I. L'INHALATION DE PROTOXYDE D'AZOTE À DES FINS RÉCRÉATIVES : UNE PRATIQUE ANCIENNE AUX DANGERS LARGEMENT SOUS-ESTIMÉS

A. LE RETOUR D'UNE MODE : L'USAGE RÉCRÉATIF DU PROTOXYDE D'AZOTE

1. Une pratique ancienne, longtemps insoucieuse des risques sanitaires
a) Un usage récréatif qui remonte au tournant du XIXe siècle

Le protoxyde d'azote a été découvert au début des années 1770 par le théologien, pasteur dissident, philosophe et chimiste anglais Joseph Priestley, qui en fait la première description dans ses Experiments and observations on different kinds of air , publiés entre 1774 et 1786 2 ( * ) .

Son exploitation à des fins médicales est de peu postérieure : en 1799, le chimiste Humphry Davy est le premier, dans la Pneumatic institution ouverte à Bristol par le professeur de chimie à Oxford puis médecin Thomas Beddoes, à expérimenter le protoxyde d'azote sur des patients atteints de tuberculose.

La découverte de ses vertus euphorisantes et de ses effets addictifs sont concomitants : Humphry Davy fait rapidement des descriptions extatiques du gaz qu'il teste sur lui-même 3 ( * ) et, à l'été 1799, il en fait partager les membres de son entourage. Davy consomme alors du protoxyde d'azote trois à quatre fois par jour, et les réunions mondaines qu'il organise à la fermeture de la clinique pour s'adonner à ce nouveau loisir inspireront les meilleurs caricaturistes de l'époque, tel George Cruikshank dans les années 1830, sous forme de véritables laughing gas parties.

Trente pages des Researches, chemical and philosophical que Davy publie en 1800 sont d'ailleurs employées à consigner les impressions de ses amis 4 ( * ) . Parmi eux, les poètes Robert Southey et Thomas Coleridge, qui inaugurent ainsi un nouveau chapitre de l'histoire des rapports entre substances psychoactives et littérature 5 ( * ) .

L'usage récréatif du protoxyde d'azote se diffuse rapidement. À partir des années 1820-1830, surtout en Angleterre, le protoxyde d'azote est utilisé pour amuser les foules . Des voyageurs décrivent avoir assisté à des démonstrations dans des théâtres ou lors de foires. Quelques journaux, désormais accessibles sur Gallica, évoquent dans les années 1860 et 1870 le souvenir d'un phénomène potentiellement dangereux. Ainsi le docteur L. Caze écrit-il en 1897 : « Aussi le gaz hilarant (laughing gas) eut-il pendant longtemps un succès immense. Tout le monde voulut en connaître les effets. Ce fut une véritable manie qui se changea en épidémie.
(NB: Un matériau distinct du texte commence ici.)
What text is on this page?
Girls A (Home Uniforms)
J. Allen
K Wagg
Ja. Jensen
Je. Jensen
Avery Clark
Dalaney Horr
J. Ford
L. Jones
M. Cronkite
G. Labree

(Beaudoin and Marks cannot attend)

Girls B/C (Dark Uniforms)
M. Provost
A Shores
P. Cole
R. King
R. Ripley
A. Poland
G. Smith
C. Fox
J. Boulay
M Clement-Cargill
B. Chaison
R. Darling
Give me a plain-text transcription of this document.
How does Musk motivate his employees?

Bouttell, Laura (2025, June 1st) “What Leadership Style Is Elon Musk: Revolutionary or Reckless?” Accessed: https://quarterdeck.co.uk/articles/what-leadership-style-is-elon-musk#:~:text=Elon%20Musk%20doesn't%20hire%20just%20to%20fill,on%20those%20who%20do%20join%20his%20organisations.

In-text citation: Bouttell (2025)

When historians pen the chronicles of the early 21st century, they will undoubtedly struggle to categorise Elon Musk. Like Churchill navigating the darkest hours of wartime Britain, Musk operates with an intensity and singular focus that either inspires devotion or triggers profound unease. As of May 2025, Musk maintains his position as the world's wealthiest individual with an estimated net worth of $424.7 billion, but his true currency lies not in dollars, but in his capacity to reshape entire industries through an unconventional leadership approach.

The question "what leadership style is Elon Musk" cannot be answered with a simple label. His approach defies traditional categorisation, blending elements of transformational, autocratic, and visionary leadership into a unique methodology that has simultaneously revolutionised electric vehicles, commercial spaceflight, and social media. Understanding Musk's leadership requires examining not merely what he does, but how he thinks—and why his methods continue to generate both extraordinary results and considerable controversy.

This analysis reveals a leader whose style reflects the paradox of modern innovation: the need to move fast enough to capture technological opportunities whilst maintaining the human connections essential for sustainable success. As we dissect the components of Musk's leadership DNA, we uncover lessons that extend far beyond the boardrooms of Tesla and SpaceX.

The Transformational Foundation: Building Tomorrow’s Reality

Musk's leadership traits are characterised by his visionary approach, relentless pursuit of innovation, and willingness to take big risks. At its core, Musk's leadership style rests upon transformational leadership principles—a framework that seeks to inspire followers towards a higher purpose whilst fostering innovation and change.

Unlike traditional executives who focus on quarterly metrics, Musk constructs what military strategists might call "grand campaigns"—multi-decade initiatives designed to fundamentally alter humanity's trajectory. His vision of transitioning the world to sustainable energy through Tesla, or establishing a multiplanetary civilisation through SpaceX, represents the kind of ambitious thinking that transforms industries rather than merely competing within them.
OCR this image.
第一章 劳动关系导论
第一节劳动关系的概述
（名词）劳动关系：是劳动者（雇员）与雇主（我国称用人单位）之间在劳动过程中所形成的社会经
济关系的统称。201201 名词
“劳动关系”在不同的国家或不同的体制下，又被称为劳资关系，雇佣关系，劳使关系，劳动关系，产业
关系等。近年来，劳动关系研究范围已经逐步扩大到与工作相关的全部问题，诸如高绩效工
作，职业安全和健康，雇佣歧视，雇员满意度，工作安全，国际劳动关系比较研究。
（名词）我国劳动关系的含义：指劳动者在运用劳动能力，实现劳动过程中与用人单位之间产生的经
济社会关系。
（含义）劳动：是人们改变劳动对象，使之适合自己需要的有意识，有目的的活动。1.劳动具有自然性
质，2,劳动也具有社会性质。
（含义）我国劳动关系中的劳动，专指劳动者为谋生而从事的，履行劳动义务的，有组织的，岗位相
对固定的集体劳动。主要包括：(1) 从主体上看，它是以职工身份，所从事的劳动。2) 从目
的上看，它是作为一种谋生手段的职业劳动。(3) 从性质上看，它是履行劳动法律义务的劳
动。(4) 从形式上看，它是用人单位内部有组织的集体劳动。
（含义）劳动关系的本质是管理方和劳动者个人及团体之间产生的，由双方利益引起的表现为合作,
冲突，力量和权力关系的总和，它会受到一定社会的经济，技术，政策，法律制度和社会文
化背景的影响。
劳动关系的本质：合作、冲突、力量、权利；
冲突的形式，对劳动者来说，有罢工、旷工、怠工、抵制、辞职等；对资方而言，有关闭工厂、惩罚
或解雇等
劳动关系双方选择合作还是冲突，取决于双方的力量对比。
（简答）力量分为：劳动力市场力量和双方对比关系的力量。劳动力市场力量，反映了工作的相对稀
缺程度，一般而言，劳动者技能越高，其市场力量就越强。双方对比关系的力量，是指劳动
La « gazomanie » fit de nombreuses victimes. Il y eut des cas de folie et de mort subites et les autorités durent intervenir pour réprimer cette ébriété funeste » 6 ( * ) .

Aux États-Unis, les expérimentations que mène le philosophe et père de la psychologie William James dans les années 1880 avec le protoxyde d'azote - après les hallucinogènes et les nitrites d'alkyle - et les écrits qu'il en tire, qui insistent sur l'aide à la compréhension de Hegel et l'intensité de ses « illuminations métaphysiques » 7 ( * ) , sont connus des historiens de la philosophie comme des spécialistes d'histoire culturelle.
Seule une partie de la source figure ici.